The seven prioritized sites for MAR identified in this study were compared with the proposed MAR sites from the current pilot project (Fig. 12). From this comparison, it can be found that three of the prioritized sites (B, D and E) are matched with the MAR sites of the current pilot project (sites 3, 4 and 6). In addition, prioritized sites for MAR were assessed through site visits, which confirmed their suitability and the results of this study; therefore, MCDA techniques integrated with GIS are an effective method for the selection of MAR sites.

Fig. 12
figure 12

MAR sites suggested in the pilot project (Landell-Mills 2020)

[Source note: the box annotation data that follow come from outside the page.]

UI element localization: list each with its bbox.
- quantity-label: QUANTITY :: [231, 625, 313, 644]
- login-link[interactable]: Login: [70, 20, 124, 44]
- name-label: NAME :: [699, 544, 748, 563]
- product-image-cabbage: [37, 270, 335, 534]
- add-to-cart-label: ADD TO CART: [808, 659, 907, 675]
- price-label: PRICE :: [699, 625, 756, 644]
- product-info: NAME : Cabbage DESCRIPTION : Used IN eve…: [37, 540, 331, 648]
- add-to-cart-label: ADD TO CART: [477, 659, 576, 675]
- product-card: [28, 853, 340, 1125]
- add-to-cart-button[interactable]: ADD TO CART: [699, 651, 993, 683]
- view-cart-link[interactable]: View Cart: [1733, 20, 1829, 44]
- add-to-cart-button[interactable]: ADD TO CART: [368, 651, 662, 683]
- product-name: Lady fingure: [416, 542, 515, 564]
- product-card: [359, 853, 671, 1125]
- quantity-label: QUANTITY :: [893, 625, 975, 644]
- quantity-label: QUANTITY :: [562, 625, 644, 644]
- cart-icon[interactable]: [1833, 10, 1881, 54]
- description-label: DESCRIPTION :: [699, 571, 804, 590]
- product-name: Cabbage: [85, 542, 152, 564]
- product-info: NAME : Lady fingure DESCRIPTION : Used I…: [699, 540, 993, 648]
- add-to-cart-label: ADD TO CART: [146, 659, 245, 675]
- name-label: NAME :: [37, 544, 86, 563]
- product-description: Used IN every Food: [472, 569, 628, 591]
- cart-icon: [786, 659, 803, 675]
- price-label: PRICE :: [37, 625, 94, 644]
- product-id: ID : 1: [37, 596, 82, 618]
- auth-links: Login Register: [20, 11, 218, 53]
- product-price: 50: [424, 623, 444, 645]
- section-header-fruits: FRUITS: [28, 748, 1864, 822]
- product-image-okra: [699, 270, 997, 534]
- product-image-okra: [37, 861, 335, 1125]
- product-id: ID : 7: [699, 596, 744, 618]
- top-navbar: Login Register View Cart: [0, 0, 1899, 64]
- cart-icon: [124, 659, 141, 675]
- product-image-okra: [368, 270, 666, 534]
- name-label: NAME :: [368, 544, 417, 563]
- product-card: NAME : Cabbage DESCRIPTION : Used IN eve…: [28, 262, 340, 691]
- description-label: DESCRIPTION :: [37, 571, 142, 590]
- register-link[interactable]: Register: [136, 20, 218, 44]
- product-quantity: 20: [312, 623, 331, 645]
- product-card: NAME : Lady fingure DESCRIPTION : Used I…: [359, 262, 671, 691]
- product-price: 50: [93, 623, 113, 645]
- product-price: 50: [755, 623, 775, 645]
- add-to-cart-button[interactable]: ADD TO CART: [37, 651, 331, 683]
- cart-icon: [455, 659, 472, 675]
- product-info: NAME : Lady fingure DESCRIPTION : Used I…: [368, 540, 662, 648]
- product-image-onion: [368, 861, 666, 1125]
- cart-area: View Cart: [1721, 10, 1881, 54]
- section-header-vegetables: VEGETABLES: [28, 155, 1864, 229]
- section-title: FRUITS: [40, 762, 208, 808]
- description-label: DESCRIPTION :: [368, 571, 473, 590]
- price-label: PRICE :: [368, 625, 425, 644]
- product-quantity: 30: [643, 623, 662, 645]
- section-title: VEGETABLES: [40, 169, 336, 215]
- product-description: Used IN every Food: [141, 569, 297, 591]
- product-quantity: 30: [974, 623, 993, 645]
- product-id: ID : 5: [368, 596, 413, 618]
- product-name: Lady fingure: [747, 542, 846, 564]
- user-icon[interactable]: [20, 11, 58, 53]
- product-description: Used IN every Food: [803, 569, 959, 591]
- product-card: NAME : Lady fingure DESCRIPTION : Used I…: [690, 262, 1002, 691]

Conclusions and recommendations

This study was carried out to identify the most suitable areas for managed aquifer recharge (MAR) application based on various multi-criteria decision analysis (MCDA) techniques. The overall study concept involved the integration of six thematic layers of soil type, drainage density, slope, thickness of the unsaturated zone, electrical conductivity, and surface infiltration rate. The multi-criteria decision analysis methods used were Boolean logic, weighted overlay, fuzzy logic, AHP and ANP.

The Boolean method’s output suggests two classes for the area’s suitability for MAR: unsuitable and suitable. The detailed classification of the suitable areas was obtained through fuzzy overlay and weighted overlay methods. The suitability map of these two methods has a significant similarity in identifying the most suitable area by classification through four classes as: unsuitable, moderately suitable, suitable, and very suitable.

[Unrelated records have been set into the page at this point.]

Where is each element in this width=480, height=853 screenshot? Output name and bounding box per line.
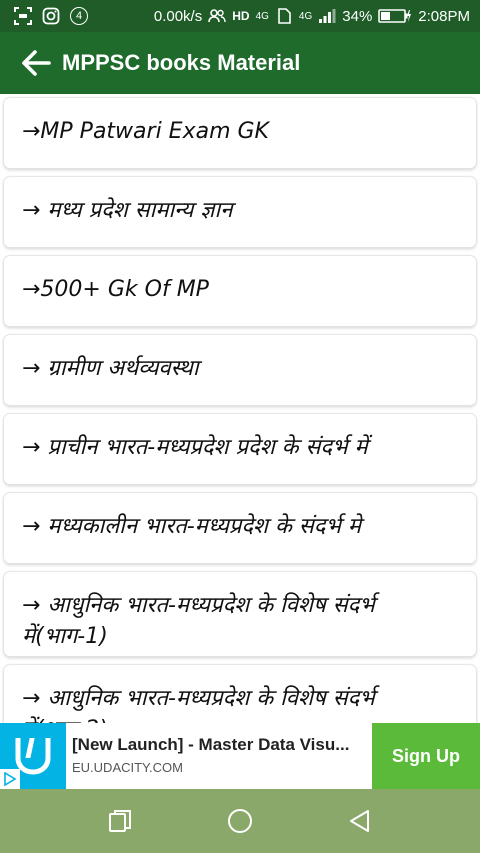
notification-count: 4 — [75, 10, 83, 22]
sign-up-button[interactable]: Sign Up — [372, 723, 480, 789]
ad-title: [New Launch] - Master Data Visu... — [72, 735, 350, 754]
list-item-label: →500+ Gk Of MP — [22, 277, 209, 302]
list-item-label: → आधुनिक भारत-मध्यप्रदेश के विशेष संदर्भ… — [22, 686, 375, 723]
list-item-medieval-india[interactable]: → मध्यकालीन भारत-मध्यप्रदेश के संदर्भ मे — [4, 493, 476, 563]
ad-url: EU.UDACITY.COM — [72, 760, 183, 775]
list-item-modern-india-part-1[interactable]: → आधुनिक भारत-मध्यप्रदेश के विशेष संदर्भ… — [4, 572, 476, 656]
network-4g-label: 4G — [298, 10, 313, 22]
list-item-label: → आधुनिक भारत-मध्यप्रदेश के विशेष संदर्भ… — [22, 593, 375, 649]
list-item-label: → मध्यकालीन भारत-मध्यप्रदेश के संदर्भ मे — [22, 514, 362, 539]
home-circle-icon — [228, 809, 252, 833]
list-item-mp-general-knowledge[interactable]: → मध्य प्रदेश सामान्य ज्ञान — [4, 177, 476, 247]
page-title: MPPSC books Material — [62, 50, 301, 75]
ad-choices-icon[interactable] — [0, 769, 20, 789]
system-nav-bar — [0, 789, 480, 853]
udacity-logo[interactable] — [0, 723, 66, 789]
list-item-rural-economy[interactable]: → ग्रामीण अर्थव्यवस्था — [4, 335, 476, 405]
notification-count-icon: 4 — [70, 7, 88, 25]
list-item-ancient-india[interactable]: → प्राचीन भारत-मध्यप्रदेश प्रदेश के संदर… — [4, 414, 476, 484]
battery-percent: 34% — [342, 7, 373, 25]
network-speed: 0.00k/s — [153, 7, 203, 25]
hd-label: HD — [232, 9, 250, 23]
contacts-icon — [208, 7, 226, 25]
books-list[interactable]: →MP Patwari Exam GK → मध्य प्रदेश सामान्… — [0, 94, 480, 723]
list-item-mp-patwari[interactable]: →MP Patwari Exam GK — [4, 98, 476, 168]
sim-icon — [275, 7, 293, 25]
list-item-modern-india-part-2[interactable]: → आधुनिक भारत-मध्यप्रदेश के विशेष संदर्भ… — [4, 665, 476, 723]
volte-4g-label: 4G — [255, 10, 269, 22]
list-item-label: → प्राचीन भारत-मध्यप्रदेश प्रदेश के संदर… — [22, 435, 368, 460]
home-button[interactable] — [216, 797, 264, 845]
screenshot-icon — [14, 7, 32, 25]
list-item-500-gk[interactable]: →500+ Gk Of MP — [4, 256, 476, 326]
clock: 2:08PM — [418, 7, 470, 25]
battery-icon — [378, 7, 412, 25]
recents-icon — [109, 810, 131, 832]
app-bar: MPPSC books Material — [0, 32, 480, 94]
list-item-label: → मध्य प्रदेश सामान्य ज्ञान — [22, 198, 233, 223]
back-nav-button[interactable] — [336, 797, 384, 845]
recents-button[interactable] — [96, 797, 144, 845]
list-item-label: →MP Patwari Exam GK — [22, 119, 269, 144]
back-triangle-icon — [350, 810, 369, 832]
instagram-icon — [42, 7, 60, 25]
arrow-back-icon — [22, 50, 51, 76]
ad-text[interactable]: [New Launch] - Master Data Visu... EU.UD… — [66, 723, 372, 789]
status-bar: 4 0.00k/s HD 4G 4G 34% 2:08PM — [0, 0, 480, 32]
ad-banner[interactable]: [New Launch] - Master Data Visu... EU.UD… — [0, 723, 480, 789]
signal-icon — [318, 7, 336, 25]
list-item-label: → ग्रामीण अर्थव्यवस्था — [22, 356, 199, 381]
back-button[interactable] — [12, 39, 60, 87]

According to the fuzzy logic and AHP method, surface infiltration rate is the most important criterion and drainage density is the least effective criterion for the selection of MAR sites in the study area. On the other hand, based on the ANP method, soil type is the most effective criterion and electrical conductivity is the least effective criterion for MAR site selection.

Generally, a very suitable area for MAR is located in the western part of the study area in the upper Kabul subbasin close to the upstream of Paghman River. Predominant land uses are barren, vacant and agriculture land in the eastern part of the study region.

Suitable areas for application of MAR are located in the southwest, western, northern, and central parts of the study area but the larger portion of suitable areas is in the western and central parts. Based on the surface infiltration map and soil type map, these areas mainly contain alluvium and colluvium deposits with high permeability characteristics and are located adjacent to the Paghman and Kabul rivers.

The results of the present study can serve as guidelines for planners, decision makers and hydrogeologists for planning future artificial recharge projects in the study area in order to ensure dependable water supply and sustainable groundwater utilization on a long-term basis. The databases and the results obtained can also be useful in developing a conceptual model of the study area for future modeling studies. In conclusion, the integration of MCDA and GIS is recognized as an effective method for modeling the uncertainties and reducing the errors that are associated with data classification in GIS for selection of MAR sites.

Future work can concentrate more on the suitable sites proposed in this study, as well as include and evaluate more effective criteria for the environment, economic and social factors, and water-source availability and accessibility, which have not been covered in this study.